Triple negative breast cancer (TNBC) is associated with poor prognosis and is mainly treated with chemotherapy-based regimens, often including carboplatin. Resistance to carboplatin is a common clinical issue that is either initially present or develops with treatment. Overcoming this resistance is a significant clinical challenge, which highlights the need for novel therapeutic strategies.
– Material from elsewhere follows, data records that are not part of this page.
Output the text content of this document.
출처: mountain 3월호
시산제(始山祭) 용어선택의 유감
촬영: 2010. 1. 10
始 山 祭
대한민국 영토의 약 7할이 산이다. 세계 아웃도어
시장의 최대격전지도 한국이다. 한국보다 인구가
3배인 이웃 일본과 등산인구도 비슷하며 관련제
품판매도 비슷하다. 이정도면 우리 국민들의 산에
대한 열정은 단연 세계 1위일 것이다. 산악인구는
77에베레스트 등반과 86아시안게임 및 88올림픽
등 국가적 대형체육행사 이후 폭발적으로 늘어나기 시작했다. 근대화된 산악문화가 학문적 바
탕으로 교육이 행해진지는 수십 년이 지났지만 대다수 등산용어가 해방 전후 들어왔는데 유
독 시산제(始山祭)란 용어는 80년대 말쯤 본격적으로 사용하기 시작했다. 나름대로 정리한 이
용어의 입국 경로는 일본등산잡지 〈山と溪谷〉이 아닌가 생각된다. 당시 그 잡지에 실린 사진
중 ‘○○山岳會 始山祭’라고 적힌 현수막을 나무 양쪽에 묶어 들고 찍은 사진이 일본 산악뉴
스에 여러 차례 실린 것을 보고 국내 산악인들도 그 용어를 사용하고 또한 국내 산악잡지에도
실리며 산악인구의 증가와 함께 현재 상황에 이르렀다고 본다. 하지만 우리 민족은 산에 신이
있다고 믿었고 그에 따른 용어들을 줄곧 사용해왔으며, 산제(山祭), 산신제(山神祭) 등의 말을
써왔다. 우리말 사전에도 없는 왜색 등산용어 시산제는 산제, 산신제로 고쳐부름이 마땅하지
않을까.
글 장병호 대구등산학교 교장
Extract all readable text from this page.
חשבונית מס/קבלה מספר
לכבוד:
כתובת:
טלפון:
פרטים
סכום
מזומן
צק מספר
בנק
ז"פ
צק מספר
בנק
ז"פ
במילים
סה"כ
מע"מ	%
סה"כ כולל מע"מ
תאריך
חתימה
We used a pooled shRNA screening approach with a chemoresistant TNBC patient-derived xenograft (PDX) cell (PDXC) line to identify targets whose knockdown would enhance the efficacy of carboplatin. This screening led to the identification of the ATR (ataxia telangiectasia and Rad3-related) gene as a key therapeutic vulnerability. Inhibiting ATR with BAY1895344 or AZD6738 re-sensitized carboplatin-resistant PDXCs and PDXs to carboplatin, resulting in an increase in DNA damage, and apoptosis. ATR inhibition disrupts the dependence of carboplatin-resistant cells on the S and G ₂ /M checkpoints for DNA repair, leading to mitotic catastrophe. We further found that the addition of ATR inhibitors to carboplatin reversed a FOXM1-targeted gene program enabling premature passage into mitosis. Moreover, targeting PKMYT1, a regulator of cyclin-dependent kinase 1 (CDK1) controlling the G ₂ /M checkpoint, through knockdown or with the novel PKMYT1 inhibitor RP-6306, also enhanced carboplatin efficacy in our TNBC PDXC. Molecular factors associated with response to the ATR inhibitor/carboplatin combination included low RNA levels of PKMYT1. These results underscore the pivotal roles of ATR and PKMYT1 in mediating resistance to carboplatin in TNBC and support targeting these pathways to overcome carboplatin resistance in this disease.